Basic physics tells us that the speed and direction of the ball as it leaves your hand completely predicts whether you will score points or, in the case of Strategic Air Command, hit the target.
A Minuteman ICBM has an on-board computer to tell the booster when enough thrust has been generated because the speed is perfect. But what tells the computer what speed the missile is going?
Therein lies a tale.
The Germans appear to be the first to use the basic principle of a PIGA in a weapon, the V-2 rocket bomb employed against England. Dr. Fritz Mueller solved the problem of measuring speed by use of a Mueller Mechanical Integrating Accelerometer (MMIA). The precession of a gyroscope turns a valve to shut off the V-2’s liquid fuel. See Wikipedia, PIGA Accelerometer.

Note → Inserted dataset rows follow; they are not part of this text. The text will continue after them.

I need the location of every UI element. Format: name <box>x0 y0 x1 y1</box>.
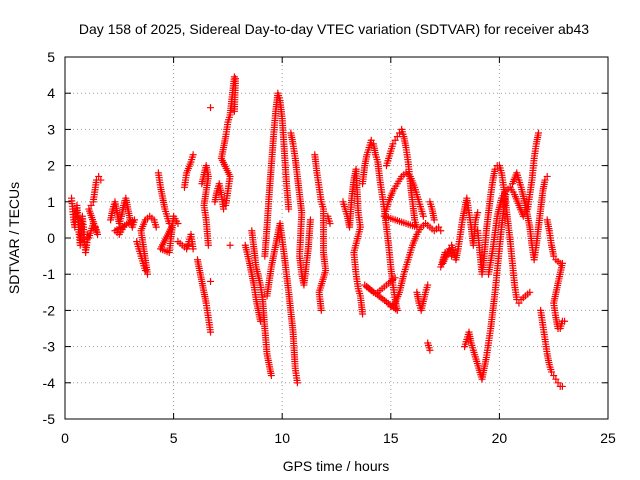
series-a6 <box>174 151 197 253</box>
series-a11 <box>287 129 314 289</box>
data-point <box>474 209 482 217</box>
data-point <box>393 133 401 141</box>
grid-layer <box>65 57 608 419</box>
series-a23 <box>537 216 569 390</box>
data-point <box>189 151 197 159</box>
data-point <box>419 212 427 220</box>
x-tick-label: 0 <box>61 430 69 446</box>
data-point <box>534 129 542 137</box>
series-a21 <box>485 129 542 278</box>
series-a22 <box>508 169 551 264</box>
series-a4 <box>133 212 160 278</box>
data-point <box>550 372 558 380</box>
series-a20 <box>474 162 534 307</box>
chart-title: Day 158 of 2025, Sidereal Day-to-day VTE… <box>79 21 589 37</box>
series-a7 <box>193 104 215 336</box>
data-point <box>430 216 438 224</box>
data-point <box>204 241 212 249</box>
series-a13 <box>339 165 367 318</box>
series-a16 <box>387 220 445 311</box>
data-point <box>285 205 293 213</box>
series-a19 <box>461 191 510 383</box>
data-point <box>515 299 523 307</box>
x-tick-label: 20 <box>492 430 508 446</box>
data-point <box>491 165 499 173</box>
data-point <box>317 306 325 314</box>
data-point <box>174 220 182 228</box>
series-a12 <box>311 151 334 314</box>
data-point <box>426 346 434 354</box>
series-a17 <box>413 198 456 354</box>
data-point <box>526 288 534 296</box>
y-tick-label: 3 <box>47 121 55 137</box>
series-a14 <box>359 136 401 314</box>
data-point <box>552 375 560 383</box>
data-point <box>389 140 397 148</box>
tick-layer: 0 5 10 15 20 25 -5 -4 -3 -2 -1 0 1 2 3 4 5 <box>43 49 616 446</box>
data-point <box>293 379 301 387</box>
data-point <box>367 136 375 144</box>
y-tick-label: 5 <box>47 49 55 65</box>
data-point <box>226 241 234 249</box>
data-point <box>561 317 569 325</box>
x-axis-label: GPS time / hours <box>283 458 390 474</box>
data-point <box>554 379 562 387</box>
series-a18 <box>448 194 482 264</box>
data-point <box>230 107 238 115</box>
data-point <box>207 104 215 112</box>
series-a2 <box>85 172 105 242</box>
y-tick-label: -3 <box>43 339 56 355</box>
plot-frame <box>64 56 609 420</box>
data-point <box>120 223 128 231</box>
data-point <box>97 176 105 184</box>
data-point <box>306 216 314 224</box>
data-point <box>359 310 367 318</box>
data-point <box>541 176 549 184</box>
data-point <box>87 201 95 209</box>
data-point <box>185 241 193 249</box>
data-point <box>85 205 93 213</box>
x-tick-label: 25 <box>600 430 616 446</box>
y-axis-label: SDTVAR / TECUs <box>6 182 22 294</box>
y-tick-label: -2 <box>43 302 56 318</box>
y-tick-label: 2 <box>47 158 55 174</box>
points-layer <box>68 73 569 390</box>
data-point <box>207 277 215 285</box>
data-point <box>391 136 399 144</box>
data-point <box>152 223 160 231</box>
y-tick-label: -1 <box>43 266 56 282</box>
data-point <box>267 372 275 380</box>
data-point <box>424 281 432 289</box>
y-tick-label: -4 <box>43 375 56 391</box>
data-point <box>435 223 443 231</box>
data-point <box>548 368 556 376</box>
data-point <box>189 245 197 253</box>
series-a1 <box>68 194 92 256</box>
series-a3 <box>107 194 139 238</box>
data-point <box>543 172 551 180</box>
data-point <box>550 252 558 260</box>
x-tick-label: 10 <box>274 430 290 446</box>
data-point <box>95 172 103 180</box>
y-tick-label: -5 <box>43 411 56 427</box>
y-tick-label: 0 <box>47 230 55 246</box>
series-a9 <box>241 227 275 380</box>
data-point <box>220 205 228 213</box>
series-a5 <box>154 169 182 256</box>
data-point <box>207 328 215 336</box>
y-tick-label: 1 <box>47 194 55 210</box>
series-a10 <box>261 89 301 387</box>
data-point <box>437 227 445 235</box>
y-tick-label: 4 <box>47 85 55 101</box>
x-tick-label: 15 <box>383 430 399 446</box>
data-point <box>391 274 399 282</box>
series-a15 <box>380 125 427 231</box>
data-point <box>558 382 566 390</box>
data-point <box>326 220 334 228</box>
series-a8 <box>211 73 240 249</box>
x-tick-label: 5 <box>170 430 178 446</box>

Mueller’s device used a weight hanging off the end of a spinning gyro to measure speed. This pendulous weight caused the mechanism to precess or move about an axis perpendicular to the wheel spin. The physics of the gyro tells us that the number of rotations of the device is proportional to speed. Thus, the device, with its pendulous weight, senses acceleration, but the “readout” is speed. Math tells us that speed is the integral of acceleration just as acceleration is the derivative of speed.

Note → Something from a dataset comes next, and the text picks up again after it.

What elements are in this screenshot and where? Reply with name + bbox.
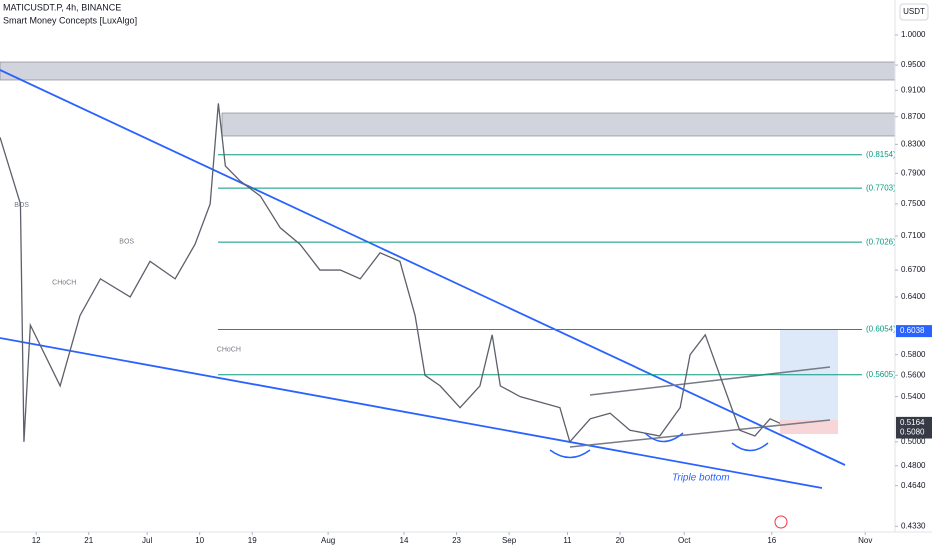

So the device was also called a pendulous integrating gyroscopic accelerometer or PIGA.
Ballistics tells us that if you shut off the fuel at the right speed, you will hit your target, as discussed in the basketball analogy above.
After WWII, Dr. Charles Stark Draper at MIT took the MMIA and improved its precision and accuracy immensely. Many early ICBM designers felt that the only way to ensure required accuracy would be a remote control radio system. Dr. Draper and others thought this kind of control system would be far too susceptible to enemy spoofing. Draper and MIT’s ability to prove to the government decision-makers that PIGAs were the answer was one of several technological turning points in the creation and deployment of today’s ICBM and, ultimately, our ability to land men on the moon.